Summary: Having good rules is one thing; enforcing them is another. Particularly if your board has the power to impose fines on violators, you need to be careful to follow the correct process. In effect, your board is acting like a judge and jury, so local laws may require safeguards to protect the owners.
Governing documents: Every association should have a "due process resolution" that lays out how violations of the association’s governing documents will be handled, particularly if the association has the power to impose fines. Assuming your board has the authority under your governing documents to impose a fine or other penalty on a violator, what process should you follow?
Maryland condos: Under the Maryland Condominium Act, the association must issue a written cease and desist notice giving the owner 10 days to cure the violation. If the violation continues or if the same rule is violated again within a 12 month period, the association should schedule a hearing and give the owner written notice of the hearing. The notice must include the nature of the alleged violation, the time and place of the hearing -- at least 10 days after the notice, an invitation to attend the hearing and present evidence, and the proposed sanction to be imposed. The hearing should occur in executive session; that is, the hearing is not open to other owners. Finally, the minutes from the hearing should contain a written statement of the results and the sanction imposed, if any.
Maryland HOAs and DC condos: Neither the Maryland Homeowners Association Act nor the District of Columbia Condominium Act specifically requires a certain process to be followed prior to imposing fines. That said, we recommend that associations with the authority to impose fines and other penalties follow the process in the Maryland Condominium Act.
Montgomery County, MD: In Montgomery County, the Commission on Common Ownership Communities (“CCOC”) allows associations and owners to file Complaints arising from covenant violations with the CCOC. Before filing a complaint, the association or owner is required to have “exhausted its remedies”, meaning that the they have followed any process outlined in the association’s governing documents before turning to the CCOC for help. For associations, this means that the association must provide notice and a hearing before making a final decision (i.e., the process outlined in the Maryland Condominium Act set forth above), even if the governing documents don't actually require this. Once a final determination is made, the association can file a Complaint with the CCOC seeking enforcement of its decision. Please note that the Montgomery County Code imposes a duty on associations to notify owners in writing of their right to file a Complaint with the CCOC after an association determines that a dispute exists. Further, the association is not permitted to take any enforcement action against the owner for 14 days after it notifies the owner of its CCOC rights. Accordingly, in the letter notifying an owner of a Board’s decision after a due process hearing, the owner should be notified of his or her rights to file a Complaint with the CCOC. Please also note that if your association is located in Montgomery County, the Montgomery County Code requires the association to provide annual notification of the services available through the CCOC.

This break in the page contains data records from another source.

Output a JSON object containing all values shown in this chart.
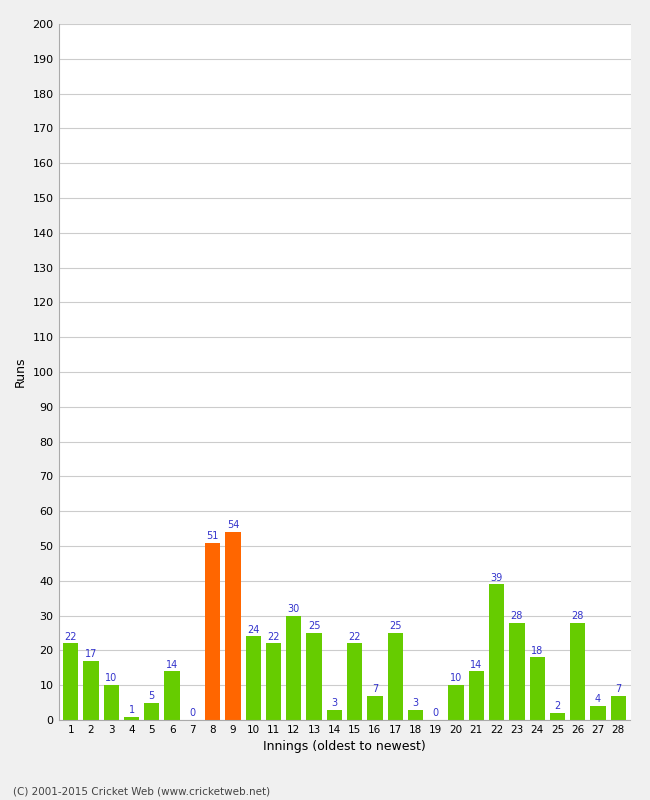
{
  "xlabel": "Innings (oldest to newest)",
  "ylabel": "Runs",
  "categories": [
    1,
    2,
    3,
    4,
    5,
    6,
    7,
    8,
    9,
    10,
    11,
    12,
    13,
    14,
    15,
    16,
    17,
    18,
    19,
    20,
    21,
    22,
    23,
    24,
    25,
    26,
    27,
    28
  ],
  "values": [
    22,
    17,
    10,
    1,
    5,
    14,
    0,
    51,
    54,
    24,
    22,
    30,
    25,
    3,
    22,
    7,
    25,
    3,
    0,
    10,
    14,
    39,
    28,
    18,
    2,
    28,
    4,
    7
  ],
  "bar_colors": [
    "#66cc00",
    "#66cc00",
    "#66cc00",
    "#66cc00",
    "#66cc00",
    "#66cc00",
    "#66cc00",
    "#ff6600",
    "#ff6600",
    "#66cc00",
    "#66cc00",
    "#66cc00",
    "#66cc00",
    "#66cc00",
    "#66cc00",
    "#66cc00",
    "#66cc00",
    "#66cc00",
    "#66cc00",
    "#66cc00",
    "#66cc00",
    "#66cc00",
    "#66cc00",
    "#66cc00",
    "#66cc00",
    "#66cc00",
    "#66cc00",
    "#66cc00"
  ],
  "label_color": "#3333cc",
  "ylim": [
    0,
    200
  ],
  "yticks": [
    0,
    10,
    20,
    30,
    40,
    50,
    60,
    70,
    80,
    90,
    100,
    110,
    120,
    130,
    140,
    150,
    160,
    170,
    180,
    190,
    200
  ],
  "plot_bg_color": "#ffffff",
  "fig_bg_color": "#f0f0f0",
  "grid_color": "#cccccc",
  "footer": "(C) 2001-2015 Cricket Web (www.cricketweb.net)"
}
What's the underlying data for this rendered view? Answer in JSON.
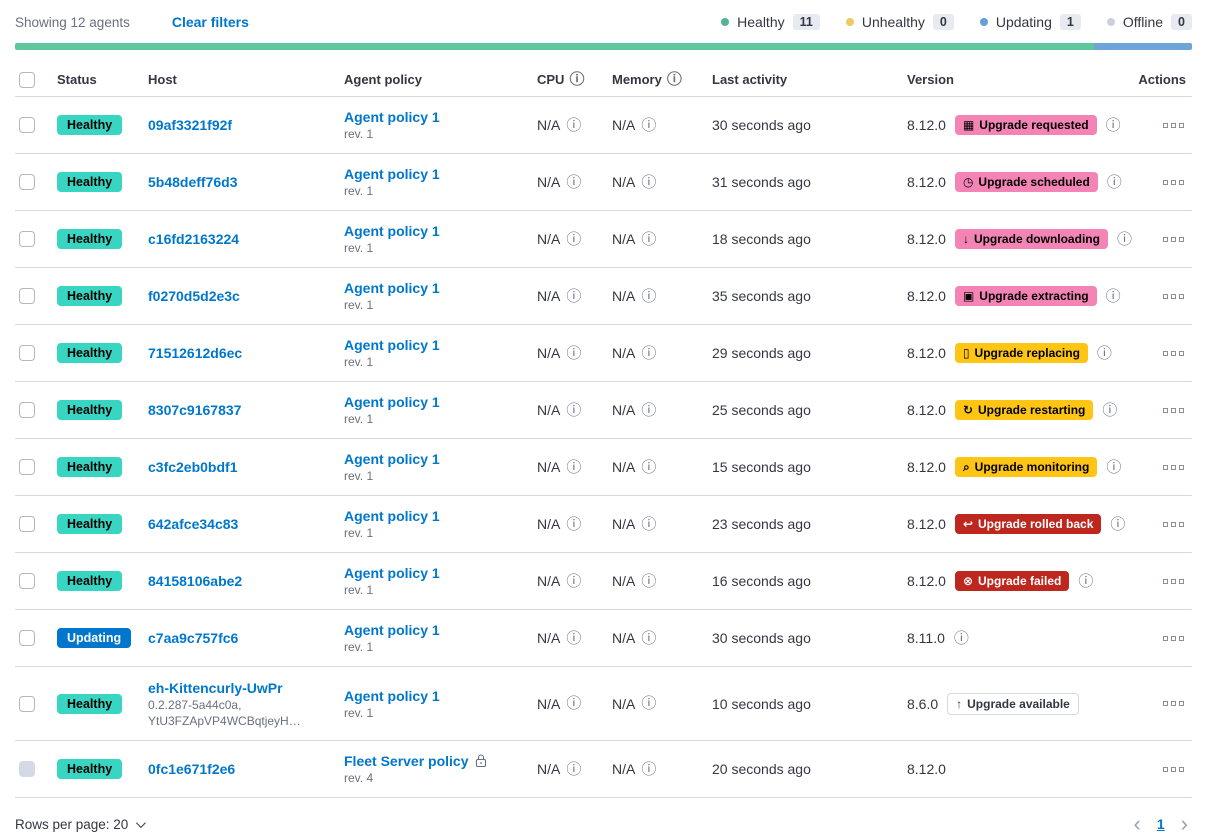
{
  "colors": {
    "accent": "#F584B6",
    "warning": "#FEC514",
    "danger": "#BD271E",
    "healthy": "#38D6C2",
    "updating": "#0077CC",
    "link": "#0077CC"
  },
  "toolbar": {
    "showing": "Showing 12 agents",
    "clear_filters": "Clear filters"
  },
  "legend": {
    "items": [
      {
        "label": "Healthy",
        "count": "11",
        "color": "#54B399"
      },
      {
        "label": "Unhealthy",
        "count": "0",
        "color": "#EDC964"
      },
      {
        "label": "Updating",
        "count": "1",
        "color": "#64A0D8"
      },
      {
        "label": "Offline",
        "count": "0",
        "color": "#CBD1DB"
      }
    ]
  },
  "health_bar": {
    "segments": [
      {
        "status": "healthy",
        "color": "#5EC79C",
        "percent": 91.7
      },
      {
        "status": "updating",
        "color": "#6EA5D8",
        "percent": 8.3
      }
    ]
  },
  "table": {
    "headers": [
      {
        "label": "",
        "type": "checkbox"
      },
      {
        "label": "Status"
      },
      {
        "label": "Host"
      },
      {
        "label": "Agent policy"
      },
      {
        "label": "CPU",
        "info": true
      },
      {
        "label": "Memory",
        "info": true
      },
      {
        "label": "Last activity"
      },
      {
        "label": "Version"
      },
      {
        "label": "Actions",
        "align": "right"
      }
    ],
    "rows": [
      {
        "status": "Healthy",
        "status_variant": "healthy",
        "host": "09af3321f92f",
        "host_sub": [],
        "policy": "Agent policy 1",
        "policy_rev": "rev. 1",
        "policy_locked": false,
        "cpu": "N/A",
        "memory": "N/A",
        "last_activity": "30 seconds ago",
        "version": "8.12.0",
        "upgrade": {
          "label": "Upgrade requested",
          "variant": "accent",
          "icon": "calendar-icon"
        },
        "version_info": true,
        "checkbox_disabled": false
      },
      {
        "status": "Healthy",
        "status_variant": "healthy",
        "host": "5b48deff76d3",
        "host_sub": [],
        "policy": "Agent policy 1",
        "policy_rev": "rev. 1",
        "policy_locked": false,
        "cpu": "N/A",
        "memory": "N/A",
        "last_activity": "31 seconds ago",
        "version": "8.12.0",
        "upgrade": {
          "label": "Upgrade scheduled",
          "variant": "accent",
          "icon": "clock-icon"
        },
        "version_info": true,
        "checkbox_disabled": false
      },
      {
        "status": "Healthy",
        "status_variant": "healthy",
        "host": "c16fd2163224",
        "host_sub": [],
        "policy": "Agent policy 1",
        "policy_rev": "rev. 1",
        "policy_locked": false,
        "cpu": "N/A",
        "memory": "N/A",
        "last_activity": "18 seconds ago",
        "version": "8.12.0",
        "upgrade": {
          "label": "Upgrade downloading",
          "variant": "accent",
          "icon": "download-icon"
        },
        "version_info": true,
        "checkbox_disabled": false
      },
      {
        "status": "Healthy",
        "status_variant": "healthy",
        "host": "f0270d5d2e3c",
        "host_sub": [],
        "policy": "Agent policy 1",
        "policy_rev": "rev. 1",
        "policy_locked": false,
        "cpu": "N/A",
        "memory": "N/A",
        "last_activity": "35 seconds ago",
        "version": "8.12.0",
        "upgrade": {
          "label": "Upgrade extracting",
          "variant": "accent",
          "icon": "package-icon"
        },
        "version_info": true,
        "checkbox_disabled": false
      },
      {
        "status": "Healthy",
        "status_variant": "healthy",
        "host": "71512612d6ec",
        "host_sub": [],
        "policy": "Agent policy 1",
        "policy_rev": "rev. 1",
        "policy_locked": false,
        "cpu": "N/A",
        "memory": "N/A",
        "last_activity": "29 seconds ago",
        "version": "8.12.0",
        "upgrade": {
          "label": "Upgrade replacing",
          "variant": "warning",
          "icon": "document-icon"
        },
        "version_info": true,
        "checkbox_disabled": false
      },
      {
        "status": "Healthy",
        "status_variant": "healthy",
        "host": "8307c9167837",
        "host_sub": [],
        "policy": "Agent policy 1",
        "policy_rev": "rev. 1",
        "policy_locked": false,
        "cpu": "N/A",
        "memory": "N/A",
        "last_activity": "25 seconds ago",
        "version": "8.12.0",
        "upgrade": {
          "label": "Upgrade restarting",
          "variant": "warning",
          "icon": "refresh-icon"
        },
        "version_info": true,
        "checkbox_disabled": false
      },
      {
        "status": "Healthy",
        "status_variant": "healthy",
        "host": "c3fc2eb0bdf1",
        "host_sub": [],
        "policy": "Agent policy 1",
        "policy_rev": "rev. 1",
        "policy_locked": false,
        "cpu": "N/A",
        "memory": "N/A",
        "last_activity": "15 seconds ago",
        "version": "8.12.0",
        "upgrade": {
          "label": "Upgrade monitoring",
          "variant": "warning",
          "icon": "inspect-icon"
        },
        "version_info": true,
        "checkbox_disabled": false
      },
      {
        "status": "Healthy",
        "status_variant": "healthy",
        "host": "642afce34c83",
        "host_sub": [],
        "policy": "Agent policy 1",
        "policy_rev": "rev. 1",
        "policy_locked": false,
        "cpu": "N/A",
        "memory": "N/A",
        "last_activity": "23 seconds ago",
        "version": "8.12.0",
        "upgrade": {
          "label": "Upgrade rolled back",
          "variant": "danger",
          "icon": "return-icon"
        },
        "version_info": true,
        "checkbox_disabled": false
      },
      {
        "status": "Healthy",
        "status_variant": "healthy",
        "host": "84158106abe2",
        "host_sub": [],
        "policy": "Agent policy 1",
        "policy_rev": "rev. 1",
        "policy_locked": false,
        "cpu": "N/A",
        "memory": "N/A",
        "last_activity": "16 seconds ago",
        "version": "8.12.0",
        "upgrade": {
          "label": "Upgrade failed",
          "variant": "danger",
          "icon": "error-icon"
        },
        "version_info": true,
        "checkbox_disabled": false
      },
      {
        "status": "Updating",
        "status_variant": "updating",
        "host": "c7aa9c757fc6",
        "host_sub": [],
        "policy": "Agent policy 1",
        "policy_rev": "rev. 1",
        "policy_locked": false,
        "cpu": "N/A",
        "memory": "N/A",
        "last_activity": "30 seconds ago",
        "version": "8.11.0",
        "upgrade": null,
        "version_info": true,
        "checkbox_disabled": false
      },
      {
        "status": "Healthy",
        "status_variant": "healthy",
        "host": "eh-Kittencurly-UwPr",
        "host_sub": [
          "0.2.287-5a44c0a,",
          "YtU3FZApVP4WCBqtjeyH…"
        ],
        "policy": "Agent policy 1",
        "policy_rev": "rev. 1",
        "policy_locked": false,
        "cpu": "N/A",
        "memory": "N/A",
        "last_activity": "10 seconds ago",
        "version": "8.6.0",
        "upgrade": {
          "label": "Upgrade available",
          "variant": "hollow",
          "icon": "arrow-up-icon"
        },
        "version_info": false,
        "checkbox_disabled": false
      },
      {
        "status": "Healthy",
        "status_variant": "healthy",
        "host": "0fc1e671f2e6",
        "host_sub": [],
        "policy": "Fleet Server policy",
        "policy_rev": "rev. 4",
        "policy_locked": true,
        "cpu": "N/A",
        "memory": "N/A",
        "last_activity": "20 seconds ago",
        "version": "8.12.0",
        "upgrade": null,
        "version_info": false,
        "checkbox_disabled": true
      }
    ]
  },
  "footer": {
    "rows_per_page": "Rows per page: 20",
    "page": "1",
    "prev": "‹",
    "next": "›"
  },
  "icons": {
    "info": "ⓘ",
    "calendar-icon": "▦",
    "clock-icon": "◷",
    "download-icon": "↓",
    "package-icon": "▣",
    "document-icon": "▯",
    "refresh-icon": "↻",
    "inspect-icon": "⌕",
    "return-icon": "↩",
    "error-icon": "⊗",
    "arrow-up-icon": "↑"
  }
}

All jurisdictions in Maryland and DC: If, after a hearing, the association determines a violation exists and the owner refuses to comply with the governing documents, the association may want to consider seeking injunctive relief from the appropriate court. This requires filing a Complaint with the Circuit Court in Maryland and the Superior Court in the District of Columbia. Because attorneys' fees can quickly add up in these actions, the violation should be serious enough to warrant judicial relief. (Although it should be noted that the Maryland Condominium Act allows the prevailing party in such an action to recover attorneys' fees, as do most governing documents for associations in Maryland and the District of Columbia. So if your board wins in court and the owner has the funds, your fees may be paid.) Prior to seeking injunctive relief, counsel should review the history and facts carefully with the association to ensure litigation is warranted.
Finally, associations should remember that the purpose of issuing fines and sanctions is to gain compliance and this power should not be used for punitive purposes. In addition to fines, other sanctions that may be available, depending on the authority contained in the governing documents, include suspension of voting rights or the right to use recreational facilities such as pools and gyms. Once compliance is obtained, owners’ rights to vote and use facilities should be restored.